6 février 2019. Réagissant aux informations selon lesquelles le gouvernement américain a décidé de réduire l'aide en matière de sécurité et d'aide militaire au Cameroun en raison d'inquiétudes concernant son bilan en matière de droits humains, Adotei Akwei, directeur adjoint  du Plaidoyer et des relations gouvernementales à Amnesty International USA, a déclaré :
 
"Les forces de sécurité camerounaises ont tué, arrêté et torturé sans discrimination des personnes, tirant sur des foules, déplaçant des milliers de civils et détruisant des villages entiers en toute impunité.
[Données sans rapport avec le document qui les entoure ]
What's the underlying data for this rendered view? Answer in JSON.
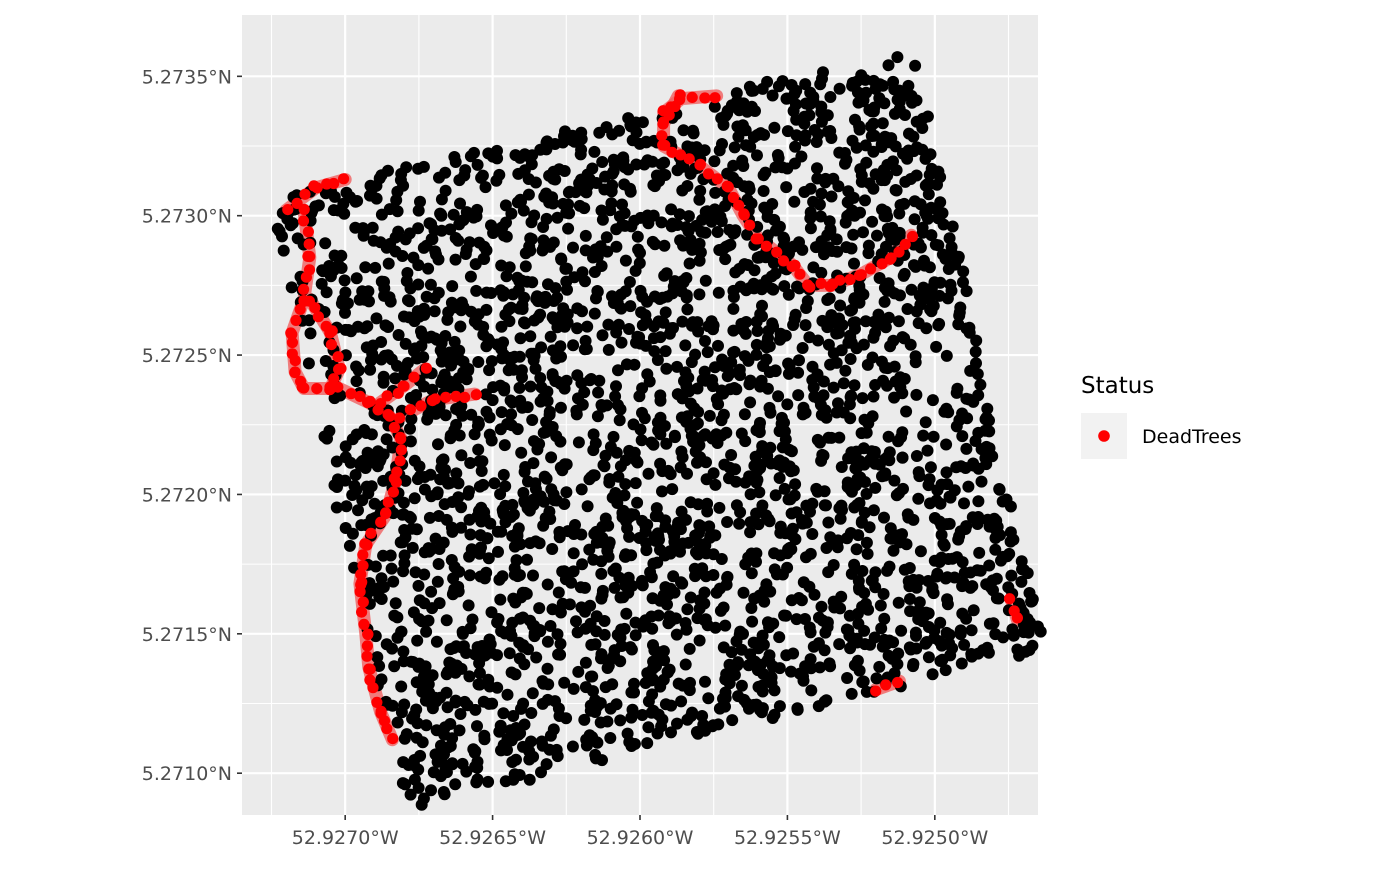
{
  "chart_data": {
    "type": "scatter",
    "title": "",
    "xlabel": "",
    "ylabel": "",
    "xlim": [
      -52.92735,
      -52.92465
    ],
    "ylim": [
      5.27085,
      5.27372
    ],
    "x_ticks": [
      {
        "value": -52.927,
        "label": "52.9270°W"
      },
      {
        "value": -52.9265,
        "label": "52.9265°W"
      },
      {
        "value": -52.926,
        "label": "52.9260°W"
      },
      {
        "value": -52.9255,
        "label": "52.9255°W"
      },
      {
        "value": -52.925,
        "label": "52.9250°W"
      }
    ],
    "y_ticks": [
      {
        "value": 5.271,
        "label": "5.2710°N"
      },
      {
        "value": 5.2715,
        "label": "5.2715°N"
      },
      {
        "value": 5.272,
        "label": "5.2720°N"
      },
      {
        "value": 5.2725,
        "label": "5.2725°N"
      },
      {
        "value": 5.273,
        "label": "5.2730°N"
      },
      {
        "value": 5.2735,
        "label": "5.2735°N"
      }
    ],
    "grid": true,
    "legend": {
      "title": "Status",
      "position": "right",
      "entries": [
        {
          "label": "DeadTrees",
          "color": "#ff0000"
        }
      ]
    },
    "plot_area": {
      "corners": [
        {
          "x": -52.92725,
          "y": 5.27306
        },
        {
          "x": -52.92507,
          "y": 5.2736
        },
        {
          "x": -52.92463,
          "y": 5.27144
        },
        {
          "x": -52.9268,
          "y": 5.27087
        }
      ]
    },
    "series": [
      {
        "name": "DeadTrees",
        "color": "#ff0000",
        "band_color": "#f06060",
        "paths": [
          [
            [
              -52.9272,
              5.27302
            ],
            [
              -52.9271,
              5.2731
            ],
            [
              -52.927,
              5.27313
            ]
          ],
          [
            [
              -52.92714,
              5.27302
            ],
            [
              -52.92712,
              5.27285
            ],
            [
              -52.92714,
              5.2727
            ],
            [
              -52.92718,
              5.27258
            ],
            [
              -52.92717,
              5.27244
            ],
            [
              -52.92714,
              5.27238
            ],
            [
              -52.92705,
              5.27238
            ],
            [
              -52.92702,
              5.27245
            ],
            [
              -52.92705,
              5.27258
            ],
            [
              -52.92712,
              5.2727
            ]
          ],
          [
            [
              -52.92702,
              5.27238
            ],
            [
              -52.92692,
              5.27233
            ],
            [
              -52.92685,
              5.27228
            ],
            [
              -52.92681,
              5.2722
            ],
            [
              -52.92683,
              5.27205
            ],
            [
              -52.92686,
              5.27193
            ],
            [
              -52.92693,
              5.27182
            ],
            [
              -52.92695,
              5.27168
            ],
            [
              -52.92693,
              5.2715
            ],
            [
              -52.92692,
              5.27138
            ],
            [
              -52.92688,
              5.27122
            ],
            [
              -52.92684,
              5.27112
            ]
          ],
          [
            [
              -52.92681,
              5.27228
            ],
            [
              -52.9267,
              5.27234
            ],
            [
              -52.92656,
              5.27236
            ]
          ],
          [
            [
              -52.92688,
              5.27233
            ],
            [
              -52.9268,
              5.27239
            ],
            [
              -52.92673,
              5.27245
            ]
          ],
          [
            [
              -52.92592,
              5.27337
            ],
            [
              -52.92586,
              5.27342
            ],
            [
              -52.92574,
              5.27343
            ]
          ],
          [
            [
              -52.92587,
              5.27343
            ],
            [
              -52.92592,
              5.27333
            ],
            [
              -52.92592,
              5.27325
            ],
            [
              -52.9258,
              5.27318
            ],
            [
              -52.9257,
              5.2731
            ],
            [
              -52.92565,
              5.273
            ],
            [
              -52.9256,
              5.27292
            ],
            [
              -52.92548,
              5.27282
            ],
            [
              -52.92543,
              5.27275
            ],
            [
              -52.92535,
              5.27275
            ],
            [
              -52.92525,
              5.27279
            ],
            [
              -52.92515,
              5.27285
            ],
            [
              -52.92508,
              5.27293
            ]
          ],
          [
            [
              -52.92474,
              5.27162
            ],
            [
              -52.92472,
              5.27155
            ]
          ],
          [
            [
              -52.9252,
              5.2713
            ],
            [
              -52.92512,
              5.27133
            ]
          ]
        ]
      },
      {
        "name": "",
        "color": "#000000"
      }
    ]
  }
}
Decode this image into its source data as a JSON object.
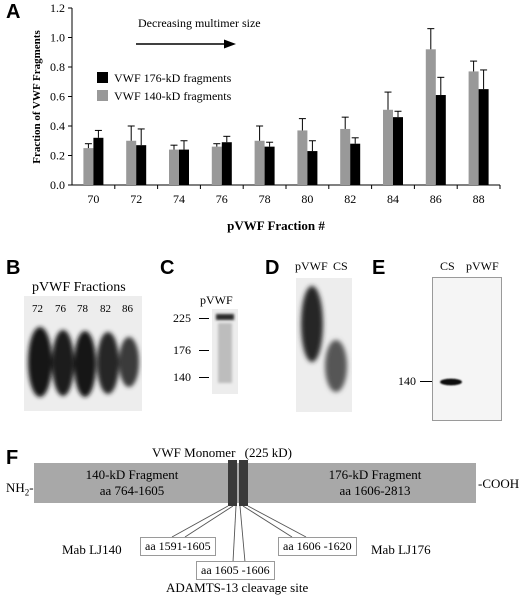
{
  "panels": {
    "A": "A",
    "B": "B",
    "C": "C",
    "D": "D",
    "E": "E",
    "F": "F"
  },
  "chart_data": {
    "type": "bar",
    "categories": [
      "70",
      "72",
      "74",
      "76",
      "78",
      "80",
      "82",
      "84",
      "86",
      "88"
    ],
    "series": [
      {
        "name": "VWF 140-kD fragments",
        "color": "#999999",
        "values": [
          0.25,
          0.3,
          0.24,
          0.26,
          0.3,
          0.37,
          0.38,
          0.51,
          0.92,
          0.77
        ],
        "errors": [
          0.03,
          0.1,
          0.03,
          0.02,
          0.1,
          0.08,
          0.08,
          0.12,
          0.14,
          0.07
        ]
      },
      {
        "name": "VWF 176-kD fragments",
        "color": "#000000",
        "values": [
          0.32,
          0.27,
          0.24,
          0.29,
          0.26,
          0.23,
          0.28,
          0.46,
          0.61,
          0.65
        ],
        "errors": [
          0.05,
          0.11,
          0.06,
          0.04,
          0.03,
          0.07,
          0.04,
          0.04,
          0.12,
          0.13
        ]
      }
    ],
    "legend_order": [
      1,
      0
    ],
    "legend_position": "middle-left",
    "ylim": [
      0,
      1.2
    ],
    "yticks": [
      "0.0",
      "0.2",
      "0.4",
      "0.6",
      "0.8",
      "1.0",
      "1.2"
    ],
    "xlabel": "pVWF Fraction #",
    "ylabel": "Fraction of VWF Fragments",
    "annotation": "Decreasing multimer size",
    "grid": false
  },
  "panel_b": {
    "title": "pVWF Fractions",
    "lanes": [
      "72",
      "76",
      "78",
      "82",
      "86"
    ]
  },
  "panel_c": {
    "lane": "pVWF",
    "markers": [
      "225",
      "176",
      "140"
    ]
  },
  "panel_d": {
    "lanes": [
      "pVWF",
      "CS"
    ]
  },
  "panel_e": {
    "lanes": [
      "CS",
      "pVWF"
    ],
    "marker": "140"
  },
  "panel_f": {
    "title": "VWF Monomer",
    "title_size": "(225 kD)",
    "n_term": "NH",
    "n_term_sub": "2",
    "c_term": "-COOH",
    "left_fragment": {
      "name": "140-kD Fragment",
      "range": "aa 764-1605"
    },
    "right_fragment": {
      "name": "176-kD Fragment",
      "range": "aa 1606-2813"
    },
    "mab_left": "Mab LJ140",
    "mab_right": "Mab LJ176",
    "epitope_left": "aa 1591-1605",
    "epitope_right": "aa 1606 -1620",
    "cleavage_range": "aa 1605 -1606",
    "cleavage_label": "ADAMTS-13 cleavage site"
  }
}
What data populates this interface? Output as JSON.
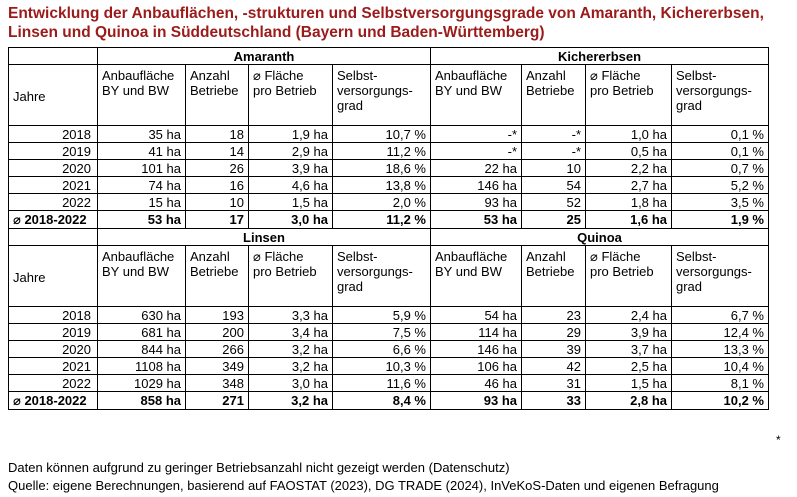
{
  "title": "Entwicklung der Anbauflächen, -strukturen und Selbstversorgungsgrade von Amaranth, Kichererbsen, Linsen und Quinoa in Süddeutschland (Bayern und Baden-Württemberg)",
  "headers": {
    "jahre": "Jahre",
    "area_line1": "Anbaufläche",
    "area_line2": "BY und BW",
    "farms_line1": "Anzahl",
    "farms_line2": "Betriebe",
    "avg_line1": "⌀ Fläche",
    "avg_line2": "pro Betrieb",
    "self_line1": "Selbst-",
    "self_line2": "versorgungs-",
    "self_line3": "grad"
  },
  "blocks": [
    {
      "crops": [
        "Amaranth",
        "Kichererbsen"
      ],
      "rows": [
        {
          "year": "2018",
          "a": [
            "35 ha",
            "18",
            "1,9 ha",
            "10,7 %"
          ],
          "b": [
            "-*",
            "-*",
            "1,0 ha",
            "0,1 %"
          ]
        },
        {
          "year": "2019",
          "a": [
            "41 ha",
            "14",
            "2,9 ha",
            "11,2 %"
          ],
          "b": [
            "-*",
            "-*",
            "0,5 ha",
            "0,1 %"
          ]
        },
        {
          "year": "2020",
          "a": [
            "101 ha",
            "26",
            "3,9 ha",
            "18,6 %"
          ],
          "b": [
            "22 ha",
            "10",
            "2,2 ha",
            "0,7 %"
          ]
        },
        {
          "year": "2021",
          "a": [
            "74 ha",
            "16",
            "4,6 ha",
            "13,8 %"
          ],
          "b": [
            "146 ha",
            "54",
            "2,7 ha",
            "5,2 %"
          ]
        },
        {
          "year": "2022",
          "a": [
            "15 ha",
            "10",
            "1,5 ha",
            "2,0 %"
          ],
          "b": [
            "93 ha",
            "52",
            "1,8 ha",
            "3,5 %"
          ]
        }
      ],
      "avg": {
        "label": "⌀ 2018-2022",
        "a": [
          "53 ha",
          "17",
          "3,0 ha",
          "11,2 %"
        ],
        "b": [
          "53 ha",
          "25",
          "1,6 ha",
          "1,9 %"
        ]
      }
    },
    {
      "crops": [
        "Linsen",
        "Quinoa"
      ],
      "rows": [
        {
          "year": "2018",
          "a": [
            "630 ha",
            "193",
            "3,3 ha",
            "5,9 %"
          ],
          "b": [
            "54 ha",
            "23",
            "2,4 ha",
            "6,7 %"
          ]
        },
        {
          "year": "2019",
          "a": [
            "681 ha",
            "200",
            "3,4 ha",
            "7,5 %"
          ],
          "b": [
            "114 ha",
            "29",
            "3,9 ha",
            "12,4 %"
          ]
        },
        {
          "year": "2020",
          "a": [
            "844 ha",
            "266",
            "3,2 ha",
            "6,6 %"
          ],
          "b": [
            "146 ha",
            "39",
            "3,7 ha",
            "13,3 %"
          ]
        },
        {
          "year": "2021",
          "a": [
            "1108 ha",
            "349",
            "3,2 ha",
            "10,3 %"
          ],
          "b": [
            "106 ha",
            "42",
            "2,5 ha",
            "10,4 %"
          ]
        },
        {
          "year": "2022",
          "a": [
            "1029 ha",
            "348",
            "3,0 ha",
            "11,6 %"
          ],
          "b": [
            "46 ha",
            "31",
            "1,5 ha",
            "8,1 %"
          ]
        }
      ],
      "avg": {
        "label": "⌀ 2018-2022",
        "a": [
          "858 ha",
          "271",
          "3,2 ha",
          "8,4 %"
        ],
        "b": [
          "93 ha",
          "33",
          "2,8 ha",
          "10,2 %"
        ]
      }
    }
  ],
  "outside_star": "*",
  "footnote": "Daten können aufgrund zu geringer Betriebsanzahl nicht gezeigt werden (Datenschutz)",
  "source": "Quelle: eigene Berechnungen, basierend auf FAOSTAT (2023), DG TRADE (2024), InVeKoS-Daten und eigenen Befragung"
}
Ces violations se poursuivent à la suite de l'élection présidentielle d'octobre qui a reconduit le président sortant, Paul Biya, au pouvoir depuis 36 ans.
 
"Les États-Unis doivent continuer à montrer qu'ils prennent au sérieux les violations des droits de l'homme commises avec leur aide, en suspendant toute assistance à la sécurité jusqu'à ce que le gouvernement camerounais puisse démontrer qu'elle n'a pas été utilisée pour commettre de graves violations du droit international et que les auteurs en ont été tenues responsables.  L'administration Trump devrait faire pression sur les autres donateurs de l'aide à la sécurité pour qu'elles revoient  leurs programmes, et insister pour que les forces de sécurité camerounaises soient responsabilisées et réformées ".
 
Complément d'information:
 
En juin 2017, Amnesty International a publié un rapport sur les actes de torture au Cameroun   intitulé « Les Chambres de torture secrètes du Cameroun: violations des droits humains et crimes de guerre dans le cadre de la lutte contre Boko Haram ». En juin 2018, l'organisation a publié un rapport détaillant les violations de la crise anglophone au Cameroun, intitulée «Un tournant pour le pire: violence et violations des droits de l'homme au Cameroun anglophone». Le rapport reposait sur des entretiens approfondis avec plus de 150 victimes et témoins oculaires, ainsi que sur des preuves matérielles, notamment des images satellites.